Did you practice your serves yesterday? Are you going to practice them today? (Coaches, ask your students these questions.) If the answer to these questions is no, then have you ever wondered why your serves aren't better? Get yourself a box of balls and find a place to do ten minutes a day, 4-5 times a week, and watch your level improve. Better serves not only make you better, but they improve your attack (since you are following up the serves), and both of these raise your level so you play better players - which also make you better. It's a snowball effect. So start snowballing.

Back problems

I finally saw a doctor yesterday afternoon about back problems I've had for about two months. It's mostly in the middle/upper back area, and comes from forehand looping and hitting, and also from too many forehand pendulum serves.

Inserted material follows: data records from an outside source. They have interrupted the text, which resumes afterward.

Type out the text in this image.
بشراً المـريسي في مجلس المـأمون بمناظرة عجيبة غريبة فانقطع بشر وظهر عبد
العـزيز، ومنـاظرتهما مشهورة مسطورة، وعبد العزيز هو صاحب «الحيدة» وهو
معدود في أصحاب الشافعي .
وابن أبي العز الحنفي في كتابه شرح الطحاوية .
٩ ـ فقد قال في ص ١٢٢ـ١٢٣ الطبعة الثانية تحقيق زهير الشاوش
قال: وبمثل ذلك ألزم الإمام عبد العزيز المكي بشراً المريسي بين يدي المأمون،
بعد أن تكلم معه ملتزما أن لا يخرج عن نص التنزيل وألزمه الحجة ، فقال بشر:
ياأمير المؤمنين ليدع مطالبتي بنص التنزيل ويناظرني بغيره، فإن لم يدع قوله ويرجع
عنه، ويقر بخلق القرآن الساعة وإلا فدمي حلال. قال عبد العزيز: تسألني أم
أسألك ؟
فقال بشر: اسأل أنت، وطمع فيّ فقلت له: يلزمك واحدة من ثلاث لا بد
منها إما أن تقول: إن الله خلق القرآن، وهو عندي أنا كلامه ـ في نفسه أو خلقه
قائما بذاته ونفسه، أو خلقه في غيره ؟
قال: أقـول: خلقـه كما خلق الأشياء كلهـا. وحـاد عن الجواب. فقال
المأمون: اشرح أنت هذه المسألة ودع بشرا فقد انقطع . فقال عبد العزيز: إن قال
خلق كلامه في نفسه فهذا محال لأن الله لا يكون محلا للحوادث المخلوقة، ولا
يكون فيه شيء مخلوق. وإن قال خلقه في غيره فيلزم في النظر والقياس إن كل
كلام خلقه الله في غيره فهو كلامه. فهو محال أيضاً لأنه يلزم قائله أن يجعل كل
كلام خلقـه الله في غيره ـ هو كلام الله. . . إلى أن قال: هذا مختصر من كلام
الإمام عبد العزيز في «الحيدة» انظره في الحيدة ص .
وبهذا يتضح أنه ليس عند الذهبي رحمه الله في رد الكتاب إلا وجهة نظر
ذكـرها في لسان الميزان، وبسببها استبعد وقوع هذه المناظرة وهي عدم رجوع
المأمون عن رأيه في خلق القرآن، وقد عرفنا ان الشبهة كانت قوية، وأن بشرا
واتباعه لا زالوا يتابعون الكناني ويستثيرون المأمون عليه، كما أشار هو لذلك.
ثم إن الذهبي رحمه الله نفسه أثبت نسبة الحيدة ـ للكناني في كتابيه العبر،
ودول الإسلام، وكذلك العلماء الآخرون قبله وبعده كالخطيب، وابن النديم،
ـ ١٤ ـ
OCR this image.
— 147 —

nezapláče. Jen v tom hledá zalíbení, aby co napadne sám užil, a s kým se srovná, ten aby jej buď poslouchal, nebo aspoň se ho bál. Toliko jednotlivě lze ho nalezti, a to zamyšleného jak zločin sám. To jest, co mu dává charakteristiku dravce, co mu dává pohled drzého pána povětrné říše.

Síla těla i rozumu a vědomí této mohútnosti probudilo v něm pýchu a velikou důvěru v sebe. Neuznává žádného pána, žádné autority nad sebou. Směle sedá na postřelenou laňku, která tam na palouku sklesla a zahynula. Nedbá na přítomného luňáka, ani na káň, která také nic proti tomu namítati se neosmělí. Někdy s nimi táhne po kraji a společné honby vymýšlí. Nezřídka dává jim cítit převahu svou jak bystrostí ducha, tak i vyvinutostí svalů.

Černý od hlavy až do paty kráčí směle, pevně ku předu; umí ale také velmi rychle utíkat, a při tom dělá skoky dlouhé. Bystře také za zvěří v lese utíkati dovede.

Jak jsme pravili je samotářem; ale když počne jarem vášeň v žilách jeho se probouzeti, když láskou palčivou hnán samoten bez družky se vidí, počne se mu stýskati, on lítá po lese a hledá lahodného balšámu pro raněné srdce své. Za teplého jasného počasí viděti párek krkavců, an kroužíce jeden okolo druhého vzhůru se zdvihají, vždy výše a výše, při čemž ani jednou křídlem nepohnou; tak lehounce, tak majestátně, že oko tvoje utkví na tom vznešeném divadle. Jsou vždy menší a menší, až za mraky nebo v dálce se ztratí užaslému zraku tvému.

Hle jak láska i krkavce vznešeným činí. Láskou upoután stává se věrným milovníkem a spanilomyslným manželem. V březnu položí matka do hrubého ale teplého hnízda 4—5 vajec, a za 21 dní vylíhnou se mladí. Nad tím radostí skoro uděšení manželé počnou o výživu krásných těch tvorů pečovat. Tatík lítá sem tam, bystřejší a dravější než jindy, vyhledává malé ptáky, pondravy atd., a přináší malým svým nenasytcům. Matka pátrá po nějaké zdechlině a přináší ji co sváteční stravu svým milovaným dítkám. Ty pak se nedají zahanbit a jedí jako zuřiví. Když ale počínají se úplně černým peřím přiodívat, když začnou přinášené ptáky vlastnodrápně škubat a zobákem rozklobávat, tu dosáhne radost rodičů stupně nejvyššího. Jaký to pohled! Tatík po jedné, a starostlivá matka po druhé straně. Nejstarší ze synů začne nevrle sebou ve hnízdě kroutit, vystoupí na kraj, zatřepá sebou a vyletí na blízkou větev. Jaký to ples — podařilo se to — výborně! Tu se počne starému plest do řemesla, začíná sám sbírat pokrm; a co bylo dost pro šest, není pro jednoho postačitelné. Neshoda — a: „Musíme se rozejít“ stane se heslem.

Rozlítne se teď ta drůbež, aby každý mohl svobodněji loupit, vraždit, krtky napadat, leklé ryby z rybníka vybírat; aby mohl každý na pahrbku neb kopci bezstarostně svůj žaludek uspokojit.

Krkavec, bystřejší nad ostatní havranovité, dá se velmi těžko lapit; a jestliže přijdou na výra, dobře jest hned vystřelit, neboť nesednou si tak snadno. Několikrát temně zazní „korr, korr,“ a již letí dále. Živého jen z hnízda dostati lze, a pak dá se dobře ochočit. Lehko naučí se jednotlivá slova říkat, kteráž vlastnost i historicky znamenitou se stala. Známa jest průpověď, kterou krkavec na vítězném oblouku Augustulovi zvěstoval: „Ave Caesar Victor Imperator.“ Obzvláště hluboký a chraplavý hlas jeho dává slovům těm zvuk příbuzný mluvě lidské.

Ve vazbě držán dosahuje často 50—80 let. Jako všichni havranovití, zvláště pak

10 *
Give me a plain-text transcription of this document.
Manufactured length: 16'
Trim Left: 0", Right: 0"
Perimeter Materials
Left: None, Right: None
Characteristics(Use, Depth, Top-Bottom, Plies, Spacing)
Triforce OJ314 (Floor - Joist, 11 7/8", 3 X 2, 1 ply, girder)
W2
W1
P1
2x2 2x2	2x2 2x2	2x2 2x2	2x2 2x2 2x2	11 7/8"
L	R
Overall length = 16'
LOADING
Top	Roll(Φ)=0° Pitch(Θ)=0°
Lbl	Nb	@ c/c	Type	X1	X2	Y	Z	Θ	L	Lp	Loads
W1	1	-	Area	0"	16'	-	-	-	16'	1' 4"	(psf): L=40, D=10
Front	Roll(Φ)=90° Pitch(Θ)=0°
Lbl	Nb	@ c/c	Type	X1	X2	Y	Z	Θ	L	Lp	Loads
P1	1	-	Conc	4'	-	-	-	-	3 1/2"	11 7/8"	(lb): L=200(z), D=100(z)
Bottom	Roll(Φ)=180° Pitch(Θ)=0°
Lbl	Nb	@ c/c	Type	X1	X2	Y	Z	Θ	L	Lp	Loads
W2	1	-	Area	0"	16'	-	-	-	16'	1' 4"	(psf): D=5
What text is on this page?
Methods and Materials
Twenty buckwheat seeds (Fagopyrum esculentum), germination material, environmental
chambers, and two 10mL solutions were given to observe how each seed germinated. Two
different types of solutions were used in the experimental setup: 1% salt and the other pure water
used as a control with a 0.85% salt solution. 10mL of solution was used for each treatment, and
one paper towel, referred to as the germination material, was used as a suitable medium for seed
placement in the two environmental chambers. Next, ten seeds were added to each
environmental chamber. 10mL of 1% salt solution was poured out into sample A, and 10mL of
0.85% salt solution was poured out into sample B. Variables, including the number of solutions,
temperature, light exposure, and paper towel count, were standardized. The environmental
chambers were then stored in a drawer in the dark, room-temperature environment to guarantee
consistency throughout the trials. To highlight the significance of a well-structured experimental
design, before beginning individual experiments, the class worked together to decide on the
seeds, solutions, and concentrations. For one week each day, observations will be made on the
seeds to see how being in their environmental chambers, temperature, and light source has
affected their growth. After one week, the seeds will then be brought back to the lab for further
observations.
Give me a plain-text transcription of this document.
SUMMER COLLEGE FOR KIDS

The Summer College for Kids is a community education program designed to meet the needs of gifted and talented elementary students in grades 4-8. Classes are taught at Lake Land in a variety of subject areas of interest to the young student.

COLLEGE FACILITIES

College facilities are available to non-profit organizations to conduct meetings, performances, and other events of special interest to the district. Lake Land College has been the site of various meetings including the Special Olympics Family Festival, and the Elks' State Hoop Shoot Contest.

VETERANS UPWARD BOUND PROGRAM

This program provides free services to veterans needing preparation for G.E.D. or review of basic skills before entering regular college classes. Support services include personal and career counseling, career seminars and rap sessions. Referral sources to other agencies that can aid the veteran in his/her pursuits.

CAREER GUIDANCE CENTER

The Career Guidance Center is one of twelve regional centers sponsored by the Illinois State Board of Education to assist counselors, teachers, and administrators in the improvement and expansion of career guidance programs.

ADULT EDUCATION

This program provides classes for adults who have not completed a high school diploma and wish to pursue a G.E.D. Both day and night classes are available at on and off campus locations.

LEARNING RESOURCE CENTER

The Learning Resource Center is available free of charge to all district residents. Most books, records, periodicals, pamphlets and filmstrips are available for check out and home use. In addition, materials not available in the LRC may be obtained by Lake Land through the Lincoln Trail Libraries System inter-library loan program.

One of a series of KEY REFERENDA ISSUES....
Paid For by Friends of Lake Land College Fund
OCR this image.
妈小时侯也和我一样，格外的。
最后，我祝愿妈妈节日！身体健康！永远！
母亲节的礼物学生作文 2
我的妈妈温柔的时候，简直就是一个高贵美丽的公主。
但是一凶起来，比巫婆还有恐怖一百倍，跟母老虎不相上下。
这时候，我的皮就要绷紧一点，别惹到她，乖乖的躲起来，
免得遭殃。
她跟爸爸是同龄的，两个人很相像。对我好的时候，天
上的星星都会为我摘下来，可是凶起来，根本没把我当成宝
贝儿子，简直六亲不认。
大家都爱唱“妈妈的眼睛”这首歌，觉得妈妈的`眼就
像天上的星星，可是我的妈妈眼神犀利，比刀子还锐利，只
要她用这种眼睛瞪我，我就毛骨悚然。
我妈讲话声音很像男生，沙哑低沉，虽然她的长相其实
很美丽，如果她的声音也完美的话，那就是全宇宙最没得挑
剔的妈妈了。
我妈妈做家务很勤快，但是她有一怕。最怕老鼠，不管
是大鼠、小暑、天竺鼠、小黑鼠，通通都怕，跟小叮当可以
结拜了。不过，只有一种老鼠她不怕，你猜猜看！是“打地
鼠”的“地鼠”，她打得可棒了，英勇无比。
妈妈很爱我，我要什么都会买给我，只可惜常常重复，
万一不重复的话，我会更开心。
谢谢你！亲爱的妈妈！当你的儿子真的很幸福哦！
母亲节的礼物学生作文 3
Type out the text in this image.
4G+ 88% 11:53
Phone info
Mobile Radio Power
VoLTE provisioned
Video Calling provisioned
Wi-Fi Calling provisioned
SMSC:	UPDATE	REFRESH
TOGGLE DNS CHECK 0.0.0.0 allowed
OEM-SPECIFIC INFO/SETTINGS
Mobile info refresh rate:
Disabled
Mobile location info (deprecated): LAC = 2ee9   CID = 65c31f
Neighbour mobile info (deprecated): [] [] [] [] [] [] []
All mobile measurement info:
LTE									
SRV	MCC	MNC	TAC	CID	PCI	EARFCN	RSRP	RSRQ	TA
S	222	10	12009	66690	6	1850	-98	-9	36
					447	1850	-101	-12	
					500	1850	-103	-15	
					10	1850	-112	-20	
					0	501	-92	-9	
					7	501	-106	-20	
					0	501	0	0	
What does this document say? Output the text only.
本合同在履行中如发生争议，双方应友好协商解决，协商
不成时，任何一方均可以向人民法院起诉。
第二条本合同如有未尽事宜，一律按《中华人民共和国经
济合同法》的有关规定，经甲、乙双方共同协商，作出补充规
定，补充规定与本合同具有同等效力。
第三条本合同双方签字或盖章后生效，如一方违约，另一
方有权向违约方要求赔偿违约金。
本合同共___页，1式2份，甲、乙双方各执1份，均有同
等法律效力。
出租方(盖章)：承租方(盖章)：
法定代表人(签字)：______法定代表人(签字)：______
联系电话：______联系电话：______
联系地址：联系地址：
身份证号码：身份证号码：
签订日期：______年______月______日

It sometimes makes playing excruciating, even when coaching. The doctor thinks two of the disks are grinding together, or something like that, and referred me to an orthopedist who I'll see next Wednesday (July 20). Until then, I'll just live on Advil.

USATT CEO Mike Cavanaugh's blog

The Blog in Chief? He discussed the Ping-Pong Diplomacy's 40th Anniversary festivities around the country, and the recent U.S. Open in Milwaukee.

Ping-Pong Diplomacy

Here's one of the more interesting articles on Ping-Pong Diplomacy and its 40th Anniversary. The entire previous sentence is linked to the story, so you know it must be good.


Yes, an iguana can play table tennis.